Qútán Xīdá 瞿曇悉達

A Tang-period imperial astronomer of Indian-Buddhist family descent. The surname Qútán 瞿曇 is the standard Chinese rendering of the Sanskrit Gautama — the family name of the Buddha (and of various Indian Brahminical-and-Buddhist families). The personal name Xīdá 悉達 derives from Sanskrit Siddhārtha (the Buddha’s personal name).

The Qú-tán (Gautama) family was one of three Indian-derived hereditary astronomical families that served the Tang Imperial Astronomical Bureau (along with the Jiā-yè 迦葉 / Kaśyapa family and the Jū-mó-luó 拘摩羅 / Kumāra family) — descended from Indian Brahminical astronomers who had relocated to China during the Sui-Tang period and continued to practice their distinctive astronomical-astrological tradition in service of the Chinese imperial court.

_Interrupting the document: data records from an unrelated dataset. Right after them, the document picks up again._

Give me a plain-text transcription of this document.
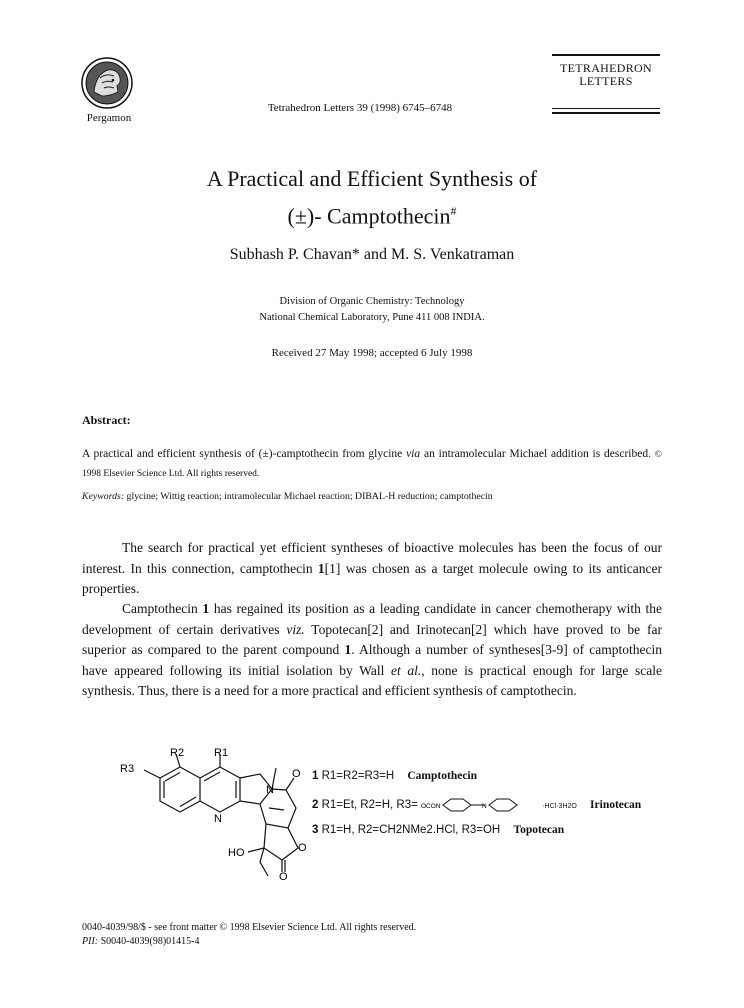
Pergamon
Tetrahedron Letters 39 (1998) 6745–6748
TETRAHEDRON
LETTERS
A Practical and Efficient Synthesis of
(±)- Camptothecin#
Subhash P. Chavan* and M. S. Venkatraman
Division of Organic Chemistry: Technology
National Chemical Laboratory, Pune 411 008 INDIA.
Received 27 May 1998; accepted 6 July 1998
Abstract:
A practical and efficient synthesis of (±)-camptothecin from glycine via an intramolecular Michael addition is described. © 1998 Elsevier Science Ltd. All rights reserved.
Keywords: glycine; Wittig reaction; intramolecular Michael reaction; DIBAL-H reduction; camptothecin
The search for practical yet efficient syntheses of bioactive molecules has been the focus of our interest. In this connection, camptothecin 1[1] was chosen as a target molecule owing to its anticancer properties.
Camptothecin 1 has regained its position as a leading candidate in cancer chemotherapy with the development of certain derivatives viz. Topotecan[2] and Irinotecan[2] which have proved to be far superior as compared to the parent compound 1. Although a number of syntheses[3-9] of camptothecin have appeared following its initial isolation by Wall et al., none is practical enough for large scale synthesis. Thus, there is a need for a more practical and efficient synthesis of camptothecin.
R2	R1
R3
N
N
O
O
O
HO
1 R1=R2=R3=H Camptothecin
2 R1=Et, R2=H, R3= OCON	N	·HCl·3H2O Irinotecan
3 R1=H, R2=CH2NMe2.HCl, R3=OH Topotecan
0040-4039/98/$ - see front matter © 1998 Elsevier Science Ltd. All rights reserved.
PII: S0040-4039(98)01415-4
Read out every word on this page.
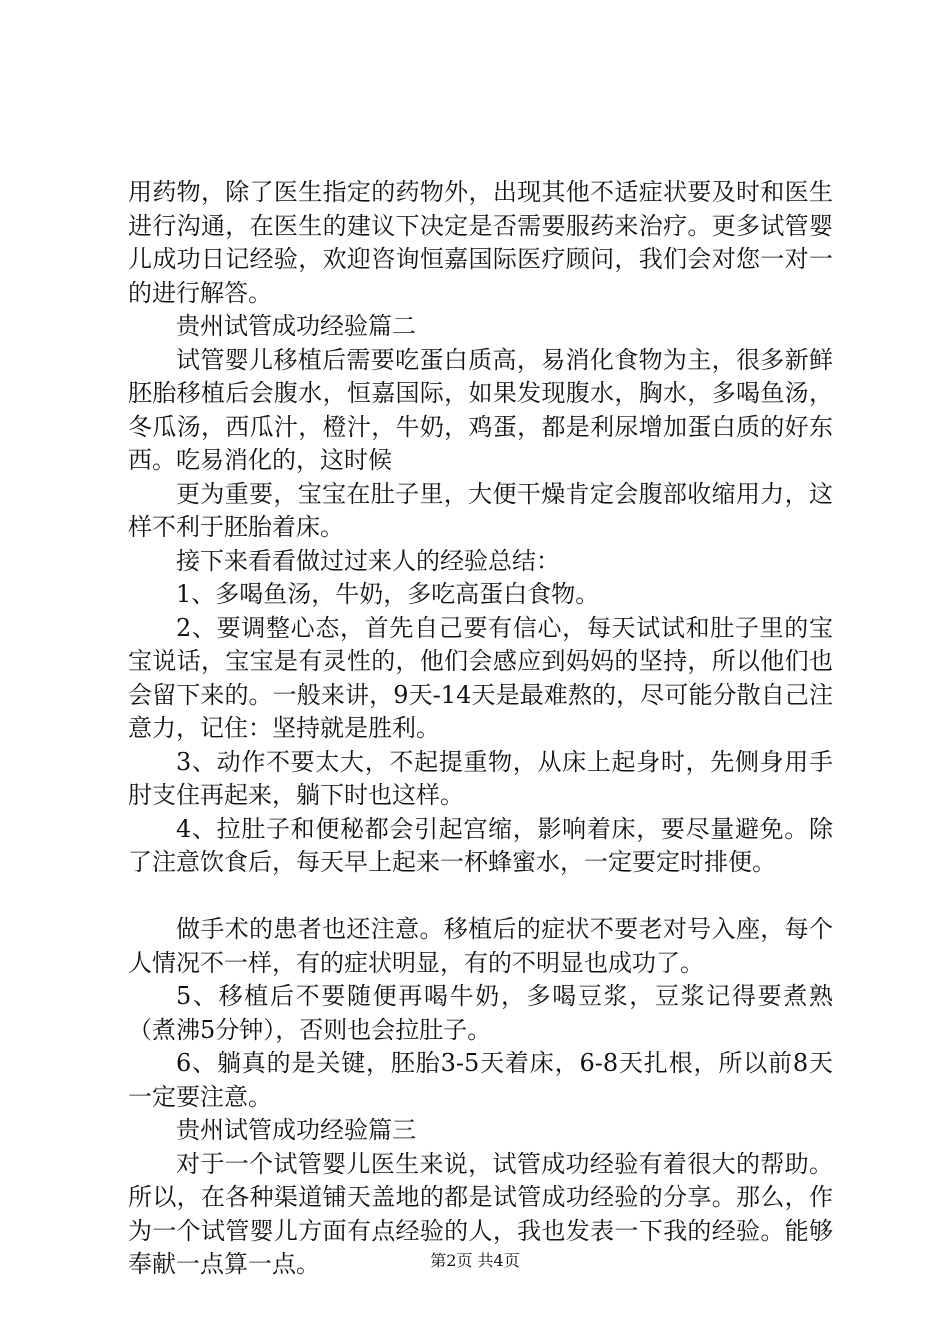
用药物，除了医生指定的药物外，出现其他不适症状要及时和医生进行沟通，在医生的建议下决定是否需要服药来治疗。更多试管婴儿成功日记经验，欢迎咨询恒嘉国际医疗顾问，我们会对您一对一的进行解答。

贵州试管成功经验篇二

试管婴儿移植后需要吃蛋白质高，易消化食物为主，很多新鲜胚胎移植后会腹水，恒嘉国际，如果发现腹水，胸水，多喝鱼汤，冬瓜汤，西瓜汁，橙汁，牛奶，鸡蛋，都是利尿增加蛋白质的好东西。吃易消化的，这时候

更为重要，宝宝在肚子里，大便干燥肯定会腹部收缩用力，这样不利于胚胎着床。

接下来看看做过过来人的经验总结：

1、多喝鱼汤，牛奶，多吃高蛋白食物。

2、要调整心态，首先自己要有信心，每天试试和肚子里的宝宝说话，宝宝是有灵性的，他们会感应到妈妈的坚持，所以他们也会留下来的。一般来讲，9天-14天是最难熬的，尽可能分散自己注意力，记住：坚持就是胜利。

3、动作不要太大，不起提重物，从床上起身时，先侧身用手肘支住再起来，躺下时也这样。

4、拉肚子和便秘都会引起宫缩，影响着床，要尽量避免。除了注意饮食后，每天早上起来一杯蜂蜜水，一定要定时排便。

做手术的患者也还注意。移植后的症状不要老对号入座，每个人情况不一样，有的症状明显，有的不明显也成功了。

5、移植后不要随便再喝牛奶，多喝豆浆，豆浆记得要煮熟（煮沸5分钟），否则也会拉肚子。

6、躺真的是关键，胚胎3-5天着床，6-8天扎根，所以前8天一定要注意。

贵州试管成功经验篇三

对于一个试管婴儿医生来说，试管成功经验有着很大的帮助。所以，在各种渠道铺天盖地的都是试管成功经验的分享。那么，作为一个试管婴儿方面有点经验的人，我也发表一下我的经验。能够奉献一点算一点。	第2页 共4页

The Qú-tán family in particular held office in the Tang Tài-shǐ-jiān (Bureau of Astronomy) for several generations.

Qútán Xīdá was active in the early Kāiyuán era (713-741); the Yùhǎi records that in Kāiyuán 6 (718) he was commanded to translate the Jiǔzhí lì 九執厯 — the Navagraha (Nine-Planets) calendar, derived from Indian astrological practice. He held the office of Tàishǐjiān shì (Bureau-of-Astronomy Affairs).

His monumental compilation, the Táng Kāiyuán zhànjīng 唐開元占經 (KR3g0018), in 120 juàn, is the principal Tang-imperial divinatory-astronomical encyclopedia, completed before Kāiyuán 17 (729). The work systematically compiles Hàn-Wèi-Six-Dynasties astronomical-and-divinatory material from 70+ apocryphal-classical (chènwěi 緯書) sources, plus the foundational Jiǔzhí and Líndé calendrical computations. Without the Kāiyuán zhànjīng’s preservation, most of the apocryphal-classical literature would be entirely lost; the work is therefore an indispensable primary source for pre-Tang Chinese cosmology-and-divination.

The work was banned in subsequent imperial periods (the apocryphal-classical material being treated as politically dangerous); it survived in obscure transmission until the late-Míng Wàn-lì-period scholar Zhāng Yīxī 張一熙 recovered it in 1617 (per Zhāng’s identification-note preserved in the Sìkù-recension).